Schautafeln

Kommunalfriedhof Kirchberg

Am 25. April 2012 wurde die Aufbahrungs- und Einsegnungshalle Kirchberg gesegnet. Das neue Bauwerk besticht durch eine schlichte, aber moderne Bauweise. Unterstützung bei der künstlerischen und historischen Gestaltung des Friedhofsgeländes gab es seitens des Vereins „Kunstlos“ und des Historischen Vereins, der sich engagiert für die Erhaltung der Zöbinger-Grabsteine und der in der ehemaligen Aufbahrungshalle angebrachten Glasfenster einsetzte.

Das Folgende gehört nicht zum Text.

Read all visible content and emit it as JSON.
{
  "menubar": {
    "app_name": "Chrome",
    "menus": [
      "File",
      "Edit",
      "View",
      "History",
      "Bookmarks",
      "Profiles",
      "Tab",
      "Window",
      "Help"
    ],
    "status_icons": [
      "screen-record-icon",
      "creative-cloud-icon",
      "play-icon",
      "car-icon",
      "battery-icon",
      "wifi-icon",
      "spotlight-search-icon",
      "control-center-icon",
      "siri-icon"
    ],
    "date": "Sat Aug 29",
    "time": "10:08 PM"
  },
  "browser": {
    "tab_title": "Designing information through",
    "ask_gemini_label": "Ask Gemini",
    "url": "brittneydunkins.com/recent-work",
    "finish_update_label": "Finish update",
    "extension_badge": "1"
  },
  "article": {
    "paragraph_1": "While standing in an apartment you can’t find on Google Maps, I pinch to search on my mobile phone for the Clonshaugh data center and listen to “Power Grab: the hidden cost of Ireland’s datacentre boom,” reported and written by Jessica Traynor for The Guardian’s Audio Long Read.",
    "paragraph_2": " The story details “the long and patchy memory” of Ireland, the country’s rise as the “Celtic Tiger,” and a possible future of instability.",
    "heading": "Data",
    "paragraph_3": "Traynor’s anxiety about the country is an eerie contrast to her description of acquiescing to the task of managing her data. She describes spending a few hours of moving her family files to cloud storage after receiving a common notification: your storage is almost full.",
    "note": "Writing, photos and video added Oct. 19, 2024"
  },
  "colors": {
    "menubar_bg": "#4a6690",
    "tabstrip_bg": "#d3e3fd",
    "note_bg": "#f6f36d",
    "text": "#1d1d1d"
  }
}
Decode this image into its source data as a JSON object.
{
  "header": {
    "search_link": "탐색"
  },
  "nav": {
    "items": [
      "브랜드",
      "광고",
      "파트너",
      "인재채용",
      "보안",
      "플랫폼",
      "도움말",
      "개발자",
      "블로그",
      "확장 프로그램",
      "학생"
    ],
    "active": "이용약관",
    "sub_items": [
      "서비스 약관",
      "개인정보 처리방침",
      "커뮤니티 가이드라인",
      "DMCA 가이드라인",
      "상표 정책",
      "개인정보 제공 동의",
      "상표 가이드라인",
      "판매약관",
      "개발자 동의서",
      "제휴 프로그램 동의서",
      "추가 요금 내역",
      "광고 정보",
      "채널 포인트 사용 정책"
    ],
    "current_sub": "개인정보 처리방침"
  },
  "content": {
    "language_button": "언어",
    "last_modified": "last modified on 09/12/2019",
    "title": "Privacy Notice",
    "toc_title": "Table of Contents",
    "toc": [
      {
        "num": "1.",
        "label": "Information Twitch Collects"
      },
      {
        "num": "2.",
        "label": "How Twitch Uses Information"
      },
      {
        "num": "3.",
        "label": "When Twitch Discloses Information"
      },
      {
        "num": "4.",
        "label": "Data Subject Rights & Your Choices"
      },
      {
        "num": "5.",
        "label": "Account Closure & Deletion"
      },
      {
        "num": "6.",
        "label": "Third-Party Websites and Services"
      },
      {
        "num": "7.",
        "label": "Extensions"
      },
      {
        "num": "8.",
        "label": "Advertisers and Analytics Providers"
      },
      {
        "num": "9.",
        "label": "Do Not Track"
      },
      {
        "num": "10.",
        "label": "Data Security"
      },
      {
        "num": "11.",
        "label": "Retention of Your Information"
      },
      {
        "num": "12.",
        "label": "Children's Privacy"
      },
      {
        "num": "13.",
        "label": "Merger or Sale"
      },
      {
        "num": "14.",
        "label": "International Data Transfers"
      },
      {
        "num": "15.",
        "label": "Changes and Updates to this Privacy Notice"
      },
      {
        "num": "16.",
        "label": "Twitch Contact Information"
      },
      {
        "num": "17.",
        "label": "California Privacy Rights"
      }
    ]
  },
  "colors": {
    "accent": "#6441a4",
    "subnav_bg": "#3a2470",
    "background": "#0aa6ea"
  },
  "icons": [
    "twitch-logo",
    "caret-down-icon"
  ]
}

Die Grabsteine sind die ältesten von Kirchberg. Die Jahreszahl 1581 rückt die Steine in die Zeit des Christoph Zöbinger, dessen Familie und Nachfahren um 1600 die Grundherren der Herrschaft Kirchberg waren. Haiducken und kaiserliche Truppen machten den evangelischen Zöbingern das Leben genauso schwer wie Streitigkeiten mit Predigern und der katholischen Reformationskommission, die die Kirche und den befestigten Tabor am 4. Juni 1600 gegen heftigen Wi­derstand der Kirchberger einnahm.

Die 1969 angebrachten Fenster von Prof. Mag. Hubert Tuttner aus Kötschmanngraben bei Ludersdorf schmückten die Ostseite der Aufbahrungshalle, die sich von 1967 bis 2011 auf dem Platz des heutigen Urnenhains befand. An der Nordseite befand sich außerdem ein Fresko von Hubert Tuttner, das aus technischen und finanziellen Gründen leider nicht gerettet werden konnte.

Stadelteich

Das Kirchberger Ländchen erlebte mit dem Schlosserbauer und Herrschaftsbesitzer Sigbert Graf Heister auch in der Teichwirtschaft eine bis dahin nicht ge­kannte Hochblüte. Zu Beginn des 18. Jahrhunderts gab es 15 Teiche (Waldteich, Wiesenteich, großer Feldteich, Mühlteich, Maxlteich, Waldwiesenteich, Winkelteich, Dünateiche etc.), die großteils von Heister angelegt wurden und einerseits der Fischzucht, andererseits dem Schutz vor Feinden dienten.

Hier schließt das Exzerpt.